Appellant: Shri Vimal Kishor Shah & Ors.
Respondent: Mr. Jayesh Dinesh Shah & Ors.
CIVIL APPEAL NO.8164 OF 2016.
(ARISING OUT OF SLP(C) No. 13369 of 2013)
Supreme Court of India
Abhay Manohar Sapre, J.
One Shri Dwarkadas Laxmichand Modi executed a family Trust Deed on 06.04.1983 forming a trust in favour of six minors, including Vimal Kishor Shah and Jayesh Dinesh Shah. Clause 20 of the Trust Deed provided that if any dispute arise then it would be resolved in pursuance of the provisions of the Indian Arbitration Act, and the decision of the arbitrators would be binding on the parties to the arbitration.
But soon after the formation of the trust, differences cropped up between the beneficiaries and one of the trustees resigned from the trusteeship. Finally a demand was made to amicably resolve the disputes/differences by referring them to the arbitrator as per Clause 20 of the Trust Deed. As the parties could not settle the differences and could not also appoint an arbitrator, one set of beneficiaries filed an application under Section 11 of the Arbitration and Conciliation Act, in the High Court.
The other set of beneficiaries contested this application. It was contended that the beneficiaries were neither parties to the Trust Deed nor its signatories, and Trust Deed could not be termed as an “agreement” much less an “arbitration agreement” within the meaning of Section 2(b) and 2(h) read with Section 7 of the Act. The designated Judge allowed the application and held that since the parties were minor at the time of the execution of the Trust Deed and had now become major, they should be held as party under Section 2(h) and further they had the right to take recourse to proceedings under Section 11 of the Act for appointment of arbitrator.
Against this order of the Single Judge, one set of beneficiaries (the appellants) filed the petition by Special Leave before the Apex Court.
It was contended before the Apex Court that the Trust Deed was not an “Arbitration Agreement”. Further, that since the affairs of the Trust would be governed by the Indian Trusts Act, 1882 (“the Trust Act”), the Arbitration Act would not apply. The opposing party supported the reasoning of the Single Judge and prayed for no interference by the Apex Court.
II. Court’s Observation:
Supreme Court opined that there was no valid arbitration agreement. Court looked at the relevant sections and held that the requirements for a valid agreement were (1) there has to be an agreement (2) it has to be in writing (3) parties must sign such agreement or in other words, the agreement must bear the signatures of the parties concerned and (4) such agreement must contain an arbitration clause. Since these conditions were not met as there was no agreement and the arbitration clause was inserted unilaterally by the “settlor” so the requirements of Section 2(b) and 2(h) read with Section 7 were not fulfilled.

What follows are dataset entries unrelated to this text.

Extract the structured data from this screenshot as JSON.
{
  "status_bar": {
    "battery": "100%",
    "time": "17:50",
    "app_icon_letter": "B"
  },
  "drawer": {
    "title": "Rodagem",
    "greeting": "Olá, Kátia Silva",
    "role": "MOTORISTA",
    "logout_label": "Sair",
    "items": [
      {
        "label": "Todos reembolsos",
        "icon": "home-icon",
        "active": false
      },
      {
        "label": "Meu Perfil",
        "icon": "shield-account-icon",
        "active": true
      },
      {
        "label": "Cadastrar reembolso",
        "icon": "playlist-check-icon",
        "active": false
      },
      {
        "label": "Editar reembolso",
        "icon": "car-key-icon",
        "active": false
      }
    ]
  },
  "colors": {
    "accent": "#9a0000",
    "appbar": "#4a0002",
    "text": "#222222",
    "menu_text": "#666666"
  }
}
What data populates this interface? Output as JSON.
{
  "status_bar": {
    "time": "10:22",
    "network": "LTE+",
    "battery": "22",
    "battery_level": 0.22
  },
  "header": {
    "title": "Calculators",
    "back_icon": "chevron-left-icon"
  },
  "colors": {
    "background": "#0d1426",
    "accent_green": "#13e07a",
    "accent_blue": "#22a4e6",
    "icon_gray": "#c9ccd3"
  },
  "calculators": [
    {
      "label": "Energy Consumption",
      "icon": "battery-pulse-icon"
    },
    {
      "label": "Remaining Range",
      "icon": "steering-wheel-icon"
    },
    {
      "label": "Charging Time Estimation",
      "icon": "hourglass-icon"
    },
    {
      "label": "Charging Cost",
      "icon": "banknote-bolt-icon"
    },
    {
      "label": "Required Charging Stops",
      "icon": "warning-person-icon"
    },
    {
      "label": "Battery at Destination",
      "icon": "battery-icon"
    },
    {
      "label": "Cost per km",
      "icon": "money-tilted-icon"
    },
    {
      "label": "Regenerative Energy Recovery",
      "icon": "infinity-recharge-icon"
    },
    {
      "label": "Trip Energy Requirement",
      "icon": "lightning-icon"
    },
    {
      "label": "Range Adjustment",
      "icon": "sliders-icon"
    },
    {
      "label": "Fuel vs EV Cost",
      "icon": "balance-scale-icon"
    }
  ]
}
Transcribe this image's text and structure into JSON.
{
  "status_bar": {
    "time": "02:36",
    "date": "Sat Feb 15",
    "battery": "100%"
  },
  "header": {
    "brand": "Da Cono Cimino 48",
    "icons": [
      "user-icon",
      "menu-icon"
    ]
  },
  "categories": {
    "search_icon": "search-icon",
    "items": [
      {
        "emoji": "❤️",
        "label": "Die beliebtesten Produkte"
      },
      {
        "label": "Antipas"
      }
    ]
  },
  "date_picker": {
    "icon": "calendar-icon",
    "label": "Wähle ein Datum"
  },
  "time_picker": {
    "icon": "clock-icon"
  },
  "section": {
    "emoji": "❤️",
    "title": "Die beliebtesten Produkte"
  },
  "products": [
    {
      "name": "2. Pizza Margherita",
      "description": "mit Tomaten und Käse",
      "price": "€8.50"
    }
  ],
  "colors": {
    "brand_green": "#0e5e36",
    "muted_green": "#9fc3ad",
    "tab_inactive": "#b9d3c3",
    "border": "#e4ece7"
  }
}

Further, the Trusts Act also conferred jurisdiction on Civil Courts, for adjudication in the matter of trusts. Though there was no express bar towards the Arbitration Act, the Court opined that there was an implied bar of exclusion of the applicability of the Arbitration Act for deciding the disputes relating to trusts through private arbitration as the remedies provided in the Trusts Act were adequate and sufficient.
Apex Court clarified and added one more category of cases i.e. category (vii), namely cases arising out of Trust Deed and the Trust Act in the list of (vi) categories of cases specified by the Apex Court in para 36 of decision rendered in case of Booz Allen & Hamilton Inc. which cannot be decided by the arbitrators.
Apex Court allowed the appeal and held that application for arbitration under Section 11 of the Act was not maintainable and dismissed the said application and set aside the impugned order of the High Court.